Standardization. Ford planned to standardize and systematize his operations in such a way that every little part of his machine could be made with accuracy and dispatch. He had his plans and measures so well worked out that any part of a Ford machine might replace some part on another Ford machine and work. Every one of those standardized parts could be made in quantities and in a standardized way lowered cost.

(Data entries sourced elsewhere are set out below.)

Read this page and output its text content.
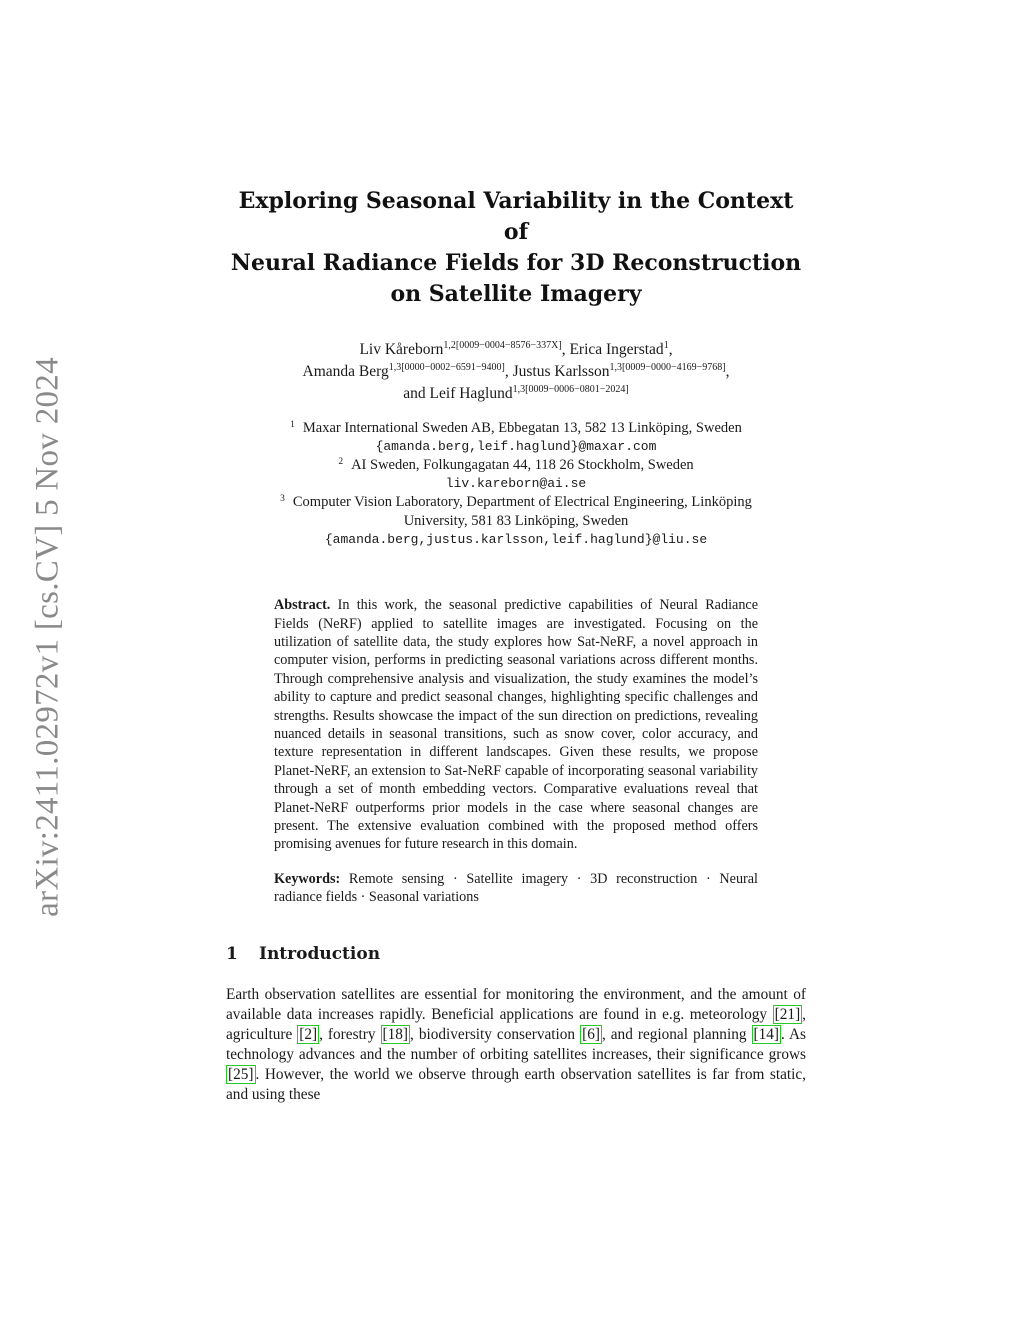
arXiv:2411.02972v1 [cs.CV] 5 Nov 2024
Exploring Seasonal Variability in the Context of
Neural Radiance Fields for 3D Reconstruction
on Satellite Imagery
Liv Kåreborn$^{1,2[0009-0004-8576-337X]}$, Erica Ingerstad$^1$,
Amanda Berg$^{1,3[0000-0002-6591-9400]}$, Justus Karlsson$^{1,3[0009-0000-4169-9768]}$,
and Leif Haglund$^{1,3[0009-0006-0801-2024]}$
$^1$ Maxar International Sweden AB, Ebbegatan 13, 582 13 Linköping, Sweden
{amanda.berg,leif.haglund}@maxar.com
$^2$ AI Sweden, Folkungagatan 44, 118 26 Stockholm, Sweden
liv.kareborn@ai.se
$^3$ Computer Vision Laboratory, Department of Electrical Engineering, Linköping
University, 581 83 Linköping, Sweden
{amanda.berg,justus.karlsson,leif.haglund}@liu.se
Abstract. In this work, the seasonal predictive capabilities of Neural Radiance Fields (NeRF) applied to satellite images are investigated. Focusing on the utilization of satellite data, the study explores how Sat-NeRF, a novel approach in computer vision, performs in predicting seasonal variations across different months. Through comprehensive analysis and visualization, the study examines the model’s ability to capture and predict seasonal changes, highlighting specific challenges and strengths. Results showcase the impact of the sun direction on predictions, revealing nuanced details in seasonal transitions, such as snow cover, color accuracy, and texture representation in different landscapes. Given these results, we propose Planet-NeRF, an extension to Sat-NeRF capable of incorporating seasonal variability through a set of month embedding vectors. Comparative evaluations reveal that Planet-NeRF outperforms prior models in the case where seasonal changes are present. The extensive evaluation combined with the proposed method offers promising avenues for future research in this domain.
Keywords: Remote sensing · Satellite imagery · 3D reconstruction · Neural radiance fields · Seasonal variations
1 Introduction
Earth observation satellites are essential for monitoring the environment, and the amount of available data increases rapidly. Beneficial applications are found in e.g. meteorology [21] , agriculture [2] , forestry [18] , biodiversity conservation [6] , and regional planning [14] . As technology advances and the number of orbiting satellites increases, their significance grows [25] . However, the world we observe through earth observation satellites is far from static, and using these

Dispatch. Ford planned his work and then he worked his plan. He put every ounce of energy, power, capital and reserve in this work and insisted that it win.
Few of us can be men of genius. Few of us, at least at the start, can, with the mighty backing of capital, succeed without the great backing of the idea. It is the idea that will make our real success.
For the average of us the thing to do is put all of our energy into one channel. If wer are to be accountants, let's be 99 plus percent accountants and not 50 bookkeepers and 30 percent salesman.
The successful man is a one-idea man - but he backs that one idea to the limit.
You like accounting. Then by all means be an accountant, not half an accountant and half clerk. Study other things that will help you in your idea. But give your major attention to the main idea.
Have one Big Idea. Back your one idea to the limit and you'll win.
Do you have your big idea? I invite you to share it or some version of it with others. What do you do for ideas when the idea-mill runs dry? What creativity things do you do to get the brain juices flowing again.